The researchers used data from the ECDC point prevalence survey of healthcare-associated infections and antimicrobial use in European acute care hospitals to estimate the burden of six common types of healthcare-associated infections: healthcare-associated pneumonia, healthcare-associated urinary tract infections, surgical site infections, healthcare-associated Clostridium difficile infections, healthcare-associated neonatal sepsis, and healthcare-associated primary bloodstream infections. They estimated that the more than 2.5 million cases of these healthcare-associated infections occurring each year in the EU/EEA result in a burden of approximately 2.5 million disability-adjusted life years (DALYs). Furthermore, the combined burden for Europe of these six types of healthcare-associated infections was estimated to be higher than that of other communicable diseases under surveillance at ECDC, such as influenza, HIV/AIDS and tuberculosis.

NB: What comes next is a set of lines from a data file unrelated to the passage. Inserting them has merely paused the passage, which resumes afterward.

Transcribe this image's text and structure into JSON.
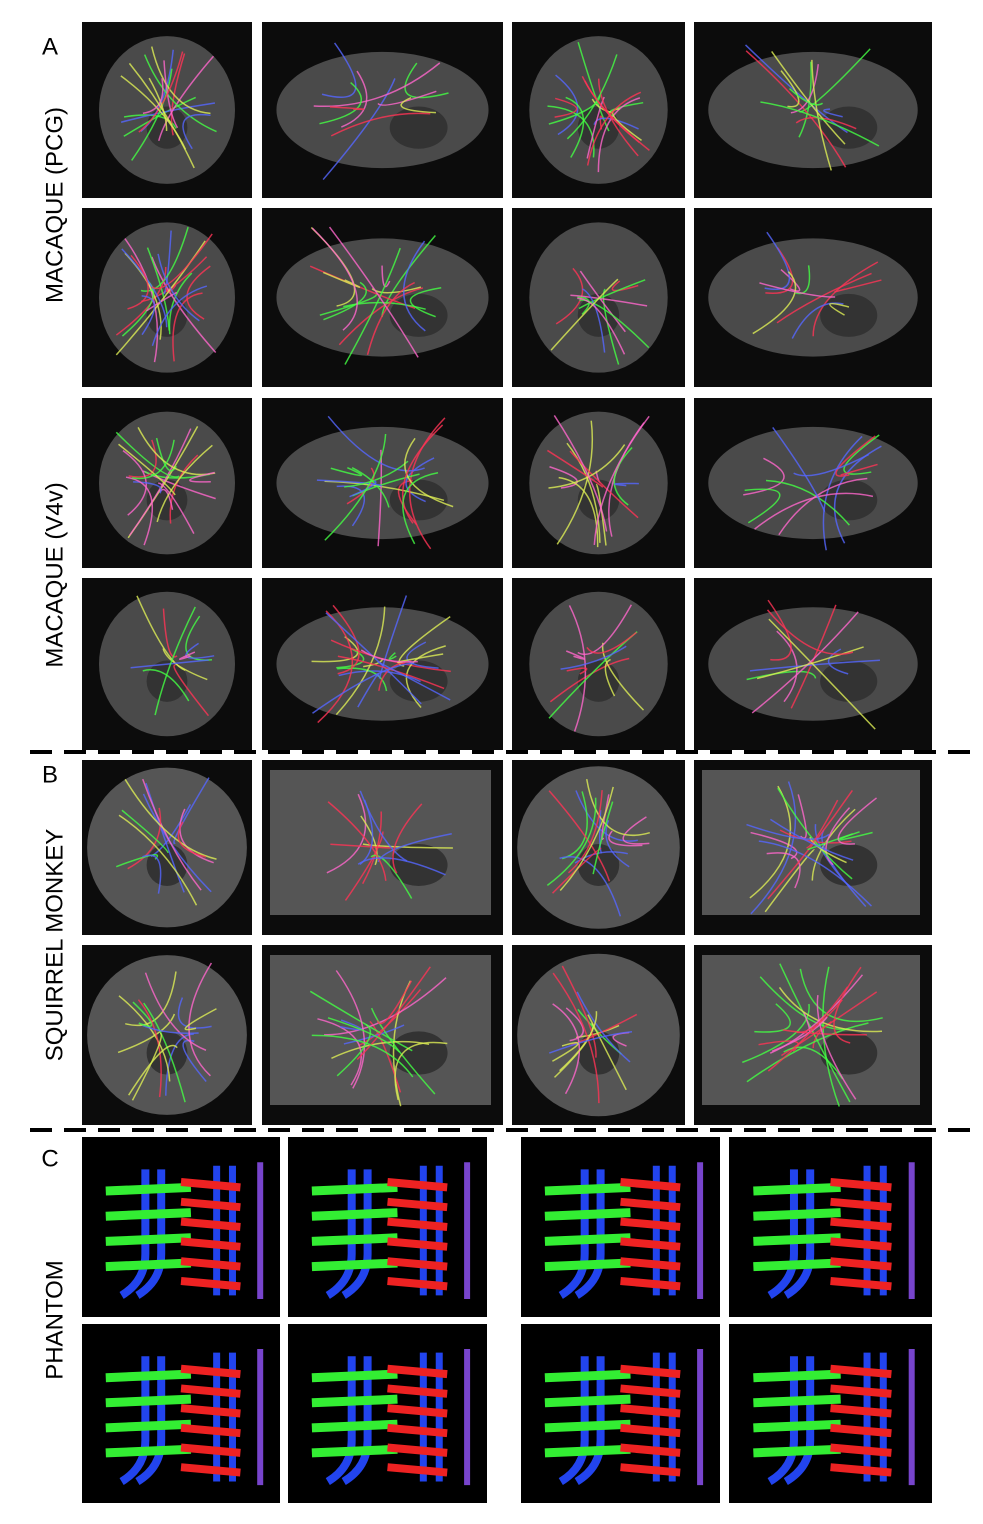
{
  "sections": [
    {
      "letter": "A",
      "groups": [
        {
          "label": "MACAQUE (PCG)"
        },
        {
          "label": "MACAQUE (V4v)"
        }
      ]
    },
    {
      "letter": "B",
      "groups": [
        {
          "label": "SQUIRREL MONKEY"
        }
      ]
    },
    {
      "letter": "C",
      "groups": [
        {
          "label": "PHANTOM"
        }
      ]
    }
  ]
}
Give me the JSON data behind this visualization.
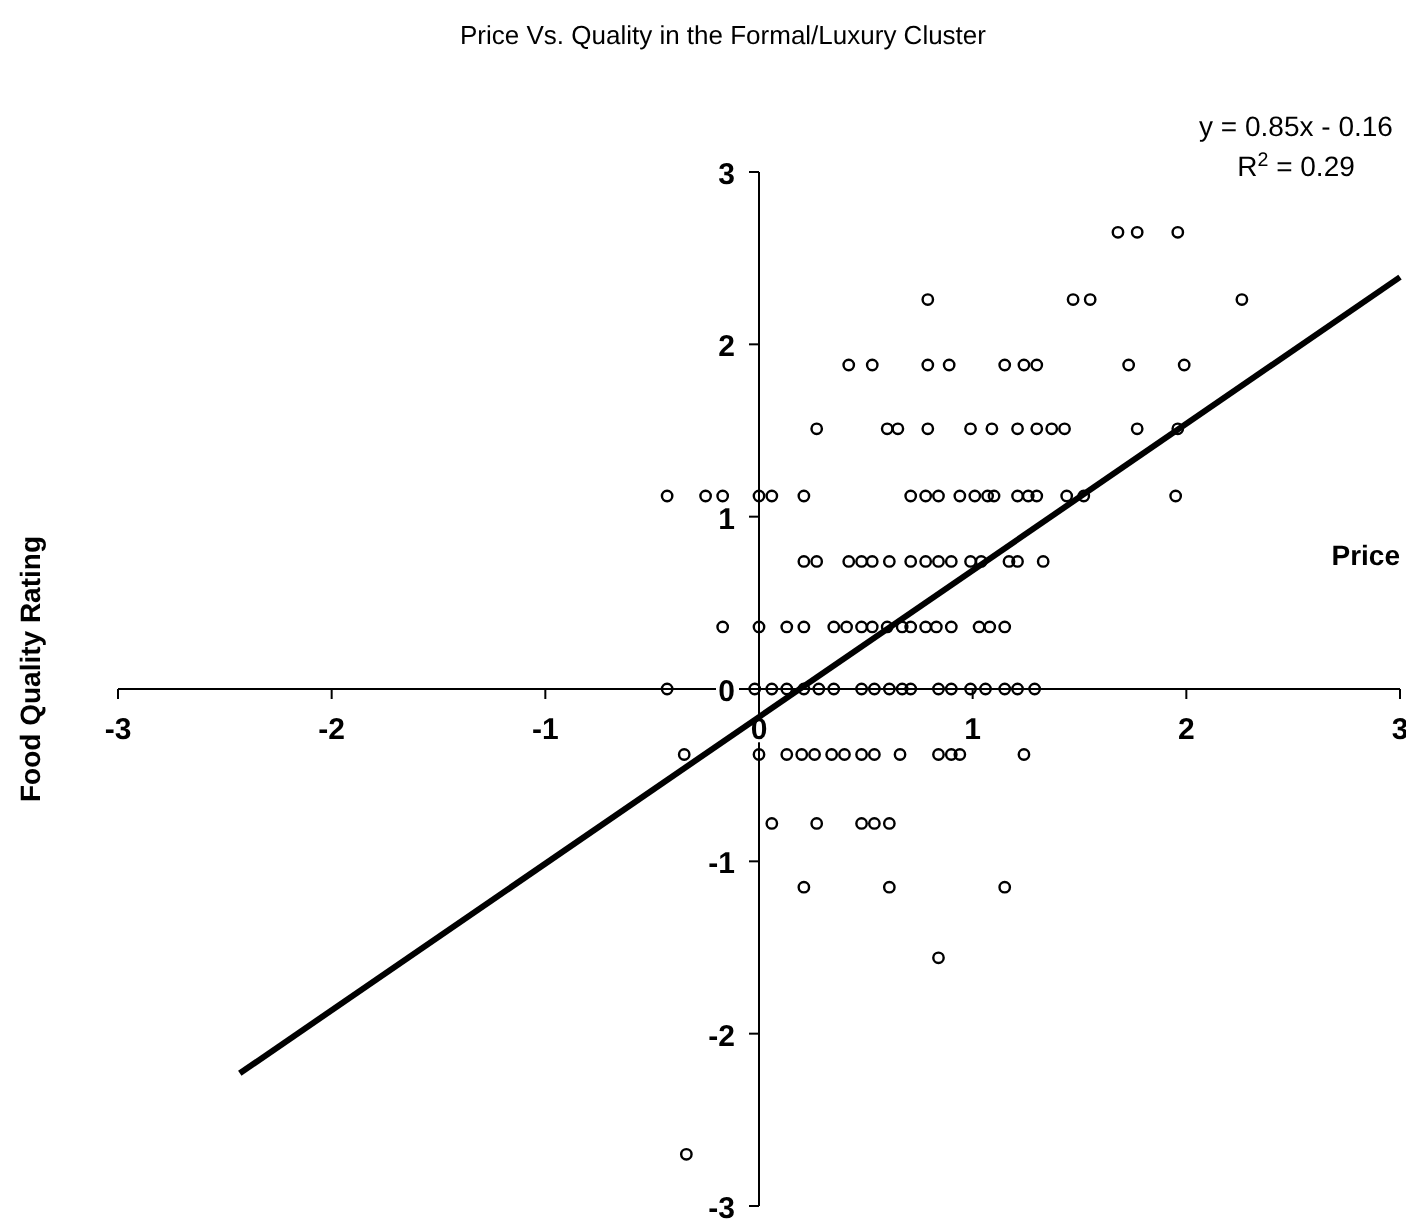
{
  "chart_data": {
    "type": "scatter",
    "title": "Price Vs. Quality in the Formal/Luxury Cluster",
    "xlabel": "Price",
    "ylabel": "Food Quality Rating",
    "annotations": [
      "y = 0.85x - 0.16",
      "R$^{2}$ = 0.29"
    ],
    "xlim": [
      -3,
      3
    ],
    "ylim": [
      -3,
      3
    ],
    "xticks": [
      -3,
      -2,
      -1,
      0,
      1,
      2,
      3
    ],
    "yticks": [
      -3,
      -2,
      -1,
      0,
      1,
      2,
      3
    ],
    "grid": false,
    "marker": "circle",
    "series": [
      {
        "color": "#000000",
        "x": [
          1.68,
          1.77,
          1.96,
          0.79,
          1.47,
          1.55,
          2.26,
          0.42,
          0.53,
          0.79,
          0.89,
          1.15,
          1.24,
          1.3,
          1.73,
          1.99,
          0.27,
          0.6,
          0.65,
          0.79,
          0.99,
          1.09,
          1.21,
          1.3,
          1.37,
          1.43,
          1.77,
          1.96,
          -0.43,
          -0.25,
          -0.17,
          0,
          0.06,
          0.21,
          0.71,
          0.78,
          0.84,
          0.94,
          1.01,
          1.07,
          1.1,
          1.21,
          1.26,
          1.3,
          1.44,
          1.52,
          1.95,
          0.21,
          0.27,
          0.42,
          0.48,
          0.53,
          0.61,
          0.71,
          0.78,
          0.84,
          0.9,
          0.99,
          1.04,
          1.17,
          1.21,
          1.33,
          -0.17,
          0,
          0.13,
          0.21,
          0.35,
          0.41,
          0.48,
          0.53,
          0.6,
          0.67,
          0.71,
          0.78,
          0.83,
          0.9,
          1.03,
          1.08,
          1.15,
          -0.43,
          -0.02,
          0.06,
          0.13,
          0.21,
          0.28,
          0.35,
          0.48,
          0.54,
          0.61,
          0.67,
          0.71,
          0.84,
          0.9,
          0.99,
          1.06,
          1.15,
          1.21,
          1.29,
          -0.35,
          0,
          0.13,
          0.2,
          0.26,
          0.34,
          0.4,
          0.48,
          0.54,
          0.66,
          0.84,
          0.9,
          0.94,
          1.24,
          0.06,
          0.27,
          0.48,
          0.54,
          0.61,
          0.21,
          0.61,
          1.15,
          0.84,
          -0.34
        ],
        "values": [
          2.65,
          2.65,
          2.65,
          2.26,
          2.26,
          2.26,
          2.26,
          1.88,
          1.88,
          1.88,
          1.88,
          1.88,
          1.88,
          1.88,
          1.88,
          1.88,
          1.51,
          1.51,
          1.51,
          1.51,
          1.51,
          1.51,
          1.51,
          1.51,
          1.51,
          1.51,
          1.51,
          1.51,
          1.12,
          1.12,
          1.12,
          1.12,
          1.12,
          1.12,
          1.12,
          1.12,
          1.12,
          1.12,
          1.12,
          1.12,
          1.12,
          1.12,
          1.12,
          1.12,
          1.12,
          1.12,
          1.12,
          0.74,
          0.74,
          0.74,
          0.74,
          0.74,
          0.74,
          0.74,
          0.74,
          0.74,
          0.74,
          0.74,
          0.74,
          0.74,
          0.74,
          0.74,
          0.36,
          0.36,
          0.36,
          0.36,
          0.36,
          0.36,
          0.36,
          0.36,
          0.36,
          0.36,
          0.36,
          0.36,
          0.36,
          0.36,
          0.36,
          0.36,
          0.36,
          0,
          0,
          0,
          0,
          0,
          0,
          0,
          0,
          0,
          0,
          0,
          0,
          0,
          0,
          0,
          0,
          0,
          0,
          0,
          -0.38,
          -0.38,
          -0.38,
          -0.38,
          -0.38,
          -0.38,
          -0.38,
          -0.38,
          -0.38,
          -0.38,
          -0.38,
          -0.38,
          -0.38,
          -0.38,
          -0.78,
          -0.78,
          -0.78,
          -0.78,
          -0.78,
          -1.15,
          -1.15,
          -1.15,
          -1.56,
          -2.7
        ]
      },
      {
        "type": "line",
        "color": "#000000",
        "x": [
          -2.43,
          3
        ],
        "values": [
          -2.23,
          2.39
        ],
        "marker": "none",
        "line_style": "solid"
      }
    ]
  }
}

While the findings are limited by the accuracy of some of the estimates, the authors were able to adjust the analysis according to the severity of the underlying condition that was the reason for the initial hospitalization.
The authors note that "infections acquired in hospitals are a common and largely preventable complication of hospitalization and surgery," and that "increasing efforts for prevention are imperative to decrease this burden."